A coach displays the allied aims of Spain and Portugal.
© Getty Images
At the bustling Long Street Cafe the battle lines are drawn emphatically, if covertly. Red is the prevailing colour, of course, with green and yellow marking the boundaries of Iberian affiliation. Another marker makes itself known when the day’s first game kicks off: there’s loud cheering from some of the patrons when Paraguay attack but others sit stonily silent.
At Green Point Stadium, closer to kick-off, the boundaries are less sharply defined. The vagaries of FIFA’s ticketing system means Iberia largely sits en bloc, though there are pockets of yellow and green. The last time Portugal played here, a week ago, they annihilated North Korea in front of a large posse of travelling fans.
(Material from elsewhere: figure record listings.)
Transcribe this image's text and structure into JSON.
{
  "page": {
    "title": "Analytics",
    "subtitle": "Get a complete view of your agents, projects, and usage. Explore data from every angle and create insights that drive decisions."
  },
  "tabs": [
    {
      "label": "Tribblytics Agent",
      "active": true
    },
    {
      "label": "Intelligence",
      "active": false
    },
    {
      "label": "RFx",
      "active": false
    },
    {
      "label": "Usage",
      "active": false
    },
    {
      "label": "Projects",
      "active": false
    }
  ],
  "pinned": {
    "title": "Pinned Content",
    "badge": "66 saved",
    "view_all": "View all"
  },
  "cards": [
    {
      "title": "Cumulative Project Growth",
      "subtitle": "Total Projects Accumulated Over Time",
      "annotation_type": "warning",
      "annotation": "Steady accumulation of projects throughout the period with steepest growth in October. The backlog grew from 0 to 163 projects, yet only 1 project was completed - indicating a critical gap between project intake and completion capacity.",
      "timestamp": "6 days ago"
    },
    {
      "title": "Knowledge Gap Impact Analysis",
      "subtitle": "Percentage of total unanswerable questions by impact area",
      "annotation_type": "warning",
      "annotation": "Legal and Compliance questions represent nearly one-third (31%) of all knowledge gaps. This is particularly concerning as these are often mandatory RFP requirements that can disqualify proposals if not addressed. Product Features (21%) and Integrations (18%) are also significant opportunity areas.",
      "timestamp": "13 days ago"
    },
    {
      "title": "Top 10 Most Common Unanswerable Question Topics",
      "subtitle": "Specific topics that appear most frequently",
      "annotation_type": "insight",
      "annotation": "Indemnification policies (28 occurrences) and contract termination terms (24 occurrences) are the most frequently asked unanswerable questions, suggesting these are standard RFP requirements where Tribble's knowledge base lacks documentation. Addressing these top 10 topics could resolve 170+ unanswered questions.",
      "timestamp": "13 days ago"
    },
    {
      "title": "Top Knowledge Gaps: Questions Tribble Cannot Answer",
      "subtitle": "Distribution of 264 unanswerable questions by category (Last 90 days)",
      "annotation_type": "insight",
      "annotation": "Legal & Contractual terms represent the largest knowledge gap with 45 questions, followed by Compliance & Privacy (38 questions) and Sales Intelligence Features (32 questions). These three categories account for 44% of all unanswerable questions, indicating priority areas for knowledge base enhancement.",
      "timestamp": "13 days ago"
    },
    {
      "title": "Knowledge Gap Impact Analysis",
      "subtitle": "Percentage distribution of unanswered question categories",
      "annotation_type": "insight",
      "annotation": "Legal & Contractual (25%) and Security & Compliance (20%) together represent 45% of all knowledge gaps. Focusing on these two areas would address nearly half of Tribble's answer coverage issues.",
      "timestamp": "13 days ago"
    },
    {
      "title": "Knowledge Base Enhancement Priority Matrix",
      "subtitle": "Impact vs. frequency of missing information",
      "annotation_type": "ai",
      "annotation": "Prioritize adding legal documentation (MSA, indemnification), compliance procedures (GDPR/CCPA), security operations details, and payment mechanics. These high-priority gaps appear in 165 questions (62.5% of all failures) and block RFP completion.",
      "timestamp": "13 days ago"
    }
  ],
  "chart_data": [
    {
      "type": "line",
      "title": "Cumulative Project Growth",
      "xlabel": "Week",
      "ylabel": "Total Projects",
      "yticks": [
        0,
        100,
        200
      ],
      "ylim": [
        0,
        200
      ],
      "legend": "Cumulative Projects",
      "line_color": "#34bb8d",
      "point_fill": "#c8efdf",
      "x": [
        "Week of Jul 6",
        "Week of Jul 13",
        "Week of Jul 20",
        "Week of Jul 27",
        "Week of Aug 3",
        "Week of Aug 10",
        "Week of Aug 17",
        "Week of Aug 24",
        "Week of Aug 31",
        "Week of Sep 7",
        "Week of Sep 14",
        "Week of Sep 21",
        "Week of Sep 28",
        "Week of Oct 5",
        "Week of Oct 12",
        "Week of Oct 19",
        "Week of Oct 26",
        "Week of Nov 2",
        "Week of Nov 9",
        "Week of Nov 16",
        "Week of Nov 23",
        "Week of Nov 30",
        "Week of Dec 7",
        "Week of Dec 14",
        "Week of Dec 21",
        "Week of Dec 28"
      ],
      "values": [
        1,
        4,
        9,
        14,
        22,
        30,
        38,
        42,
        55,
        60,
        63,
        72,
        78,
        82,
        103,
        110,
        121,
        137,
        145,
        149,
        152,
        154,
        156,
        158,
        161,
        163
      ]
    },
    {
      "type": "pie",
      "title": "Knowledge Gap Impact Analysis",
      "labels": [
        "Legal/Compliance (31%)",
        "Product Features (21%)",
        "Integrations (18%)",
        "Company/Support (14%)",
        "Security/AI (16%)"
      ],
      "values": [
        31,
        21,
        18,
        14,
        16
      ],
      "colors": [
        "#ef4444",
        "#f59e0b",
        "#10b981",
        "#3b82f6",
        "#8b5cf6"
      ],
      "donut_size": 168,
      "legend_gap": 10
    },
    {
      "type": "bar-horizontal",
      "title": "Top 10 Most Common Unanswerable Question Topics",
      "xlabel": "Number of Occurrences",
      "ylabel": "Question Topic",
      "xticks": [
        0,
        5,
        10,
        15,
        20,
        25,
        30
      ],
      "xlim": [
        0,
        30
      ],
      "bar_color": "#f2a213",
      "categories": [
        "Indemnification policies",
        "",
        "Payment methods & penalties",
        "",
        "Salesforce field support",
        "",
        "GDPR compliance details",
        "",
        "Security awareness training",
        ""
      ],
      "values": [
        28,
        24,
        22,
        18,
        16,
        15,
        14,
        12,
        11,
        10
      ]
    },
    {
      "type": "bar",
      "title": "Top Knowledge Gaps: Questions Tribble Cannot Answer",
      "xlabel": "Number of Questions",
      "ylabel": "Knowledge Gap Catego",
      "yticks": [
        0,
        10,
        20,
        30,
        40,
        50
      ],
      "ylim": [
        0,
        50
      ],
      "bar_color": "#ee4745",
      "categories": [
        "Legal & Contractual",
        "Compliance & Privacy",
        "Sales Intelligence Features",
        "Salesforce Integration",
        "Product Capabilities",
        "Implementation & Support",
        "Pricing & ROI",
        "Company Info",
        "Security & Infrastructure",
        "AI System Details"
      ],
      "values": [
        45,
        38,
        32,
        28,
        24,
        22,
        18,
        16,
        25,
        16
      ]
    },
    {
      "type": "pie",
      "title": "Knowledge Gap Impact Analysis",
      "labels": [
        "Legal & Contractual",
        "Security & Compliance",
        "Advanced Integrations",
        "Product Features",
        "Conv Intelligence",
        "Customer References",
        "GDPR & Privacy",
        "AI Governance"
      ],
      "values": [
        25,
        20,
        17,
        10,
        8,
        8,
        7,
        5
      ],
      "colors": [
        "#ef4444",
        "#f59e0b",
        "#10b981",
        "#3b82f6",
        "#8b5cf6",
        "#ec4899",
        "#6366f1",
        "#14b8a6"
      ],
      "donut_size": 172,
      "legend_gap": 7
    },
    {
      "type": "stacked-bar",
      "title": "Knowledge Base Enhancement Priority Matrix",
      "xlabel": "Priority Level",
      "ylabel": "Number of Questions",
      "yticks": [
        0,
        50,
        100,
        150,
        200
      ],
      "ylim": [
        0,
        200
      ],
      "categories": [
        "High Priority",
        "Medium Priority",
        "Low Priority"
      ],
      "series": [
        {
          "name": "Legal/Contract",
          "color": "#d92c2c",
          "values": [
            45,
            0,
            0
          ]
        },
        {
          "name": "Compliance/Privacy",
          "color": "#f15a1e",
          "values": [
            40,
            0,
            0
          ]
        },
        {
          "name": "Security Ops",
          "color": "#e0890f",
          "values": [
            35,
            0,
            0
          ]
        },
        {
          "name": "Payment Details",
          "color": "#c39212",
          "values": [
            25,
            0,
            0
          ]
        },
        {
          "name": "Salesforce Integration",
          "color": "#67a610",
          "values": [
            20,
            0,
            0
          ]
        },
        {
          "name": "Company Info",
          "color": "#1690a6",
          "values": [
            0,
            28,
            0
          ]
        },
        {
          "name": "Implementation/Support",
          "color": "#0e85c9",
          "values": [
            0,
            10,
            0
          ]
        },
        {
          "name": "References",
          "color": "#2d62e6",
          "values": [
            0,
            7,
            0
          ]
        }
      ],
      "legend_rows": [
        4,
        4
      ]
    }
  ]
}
It seems most of those fans have gone home but there’s still a sizeable cheering squad, thanks to Portugal’s historical ties with South Africa dating back to the days of Vasco da Gama.
“We are proud to be Portuguese fans,” says Jose, a supermarket worker who’s come with his wife Linda. He missed the North Korea game - she didn’t - and has been itching for tonight. Isn’t the weather a put-off? “It’s cold but we’re all used to it,” he says. “And the pitch is wet, it will help the football.” Salvi, from Seville but now living in London, agrees. Then adds the rider: “It will help us more, though we don’t really need the help.”
Among the neutrals, there’s no contest – it’s the reign of Spain. “They just play so beautifully, don’t they?” says Chris, an England fan who’s driven down from Nairobi. He’s got over the blowout in Bloemfontein and is ready to cheer for La Furia Roja. “Portugal are good, Ronaldo is great, but Spain as a team just take it one level higher.”
He’s lucky, he has a ticket - bought several months ago. Not so lucky is Nikhil, an Indian software engineer now working in the US. He’s down on vacation but hasn’t been able to get a ticket. Why Spain? I ask him. “Fabregas, more than anything else. I’m an Arsenal fan so I’m a bit biased but the way Fabregas plays…I guess that’s the way the team plays, that’s why I love watching them.” He was last seen running off to the ticket office in the hope of striking lucky.
The rivalry on the pitch isn’t really reflected off it in the manner of, say, Japan and South Korea (though are there any surviving rivalries in this increasingly flat world?). Indeed, that flat world has seen Portugal’s two best players of the past 20 years play in Spain - one for both top clubs in Luis Figo - and Ronaldo is joined in the Portugal line-up by his Real Madrid teammate Pepe. There’s more: Carlos Quieroz, the Portugal coach, spent a year at Real Madrid as a successor to his opposite number, Vicente del Bosque.
Their footballing ties are deep enough for the two countries to put forward a joint bid for one of the two World Cups after Brazil - there’s a truck parked just outside the stadium that bears the diplomatic message of the bid. Politically, too, there is communion; opinion polls - at least in Portugal - suggest more takers than you’d think for a unification, with the capital in Madrid. It helps that Spain’s King Juan Carlos transcends boundaries - he spent much of his exile at the family home in Estoril, Portugal.
Eventually the rain holds up. The weather settles at 13 degrees but it seems more, there is none of the chilly wind that can subtract half-a-dozen degrees from the night temperature. The teams come out, the national anthems are shaded by the Spanish fans - though the rousing Portuguese chorus calling men to arms is stirring and reminiscent of Le Marsellaise. Once play gets underway the signs emerge pretty soon of how this night is going to end; indeed the Spanish have much more to cheer right through the game, and well before the end the oles ring out as the Spanish play their favoured passing game.
But the Portuguese fans have an ace up their sleeve: if the crowd seems unusually excited whenever Ronaldo gets the ball, it’s not just his usual wow factor - a large number of South Africans with Portuguese blood emigrated from Madeira, the same island their captain calls home. The “Marry Me” signs make their appearance but unfortunately the man himself does the disappearing act. When Villa gets his goal in it’s all over, you know there’s no way back for Portugal. Even old Vasco himself wouldn’t be able to plot a way out of this.
At the end I catch up again with Jose and Linda. He shrugs. “They were better. Good luck to them. Maybe they can go all the way.” Will he celebrate if Spain win the World Cup? “Of course. Not because it is Spain but because they play good football.” That 2018 bid has legs, then.
I try to catch Spanish fans but they are too caught up in the moment - and in a hurry to get to the nearest bar. There are several on my walk home, I’ll pop in and share a glass with them. Tonight’s the night for red.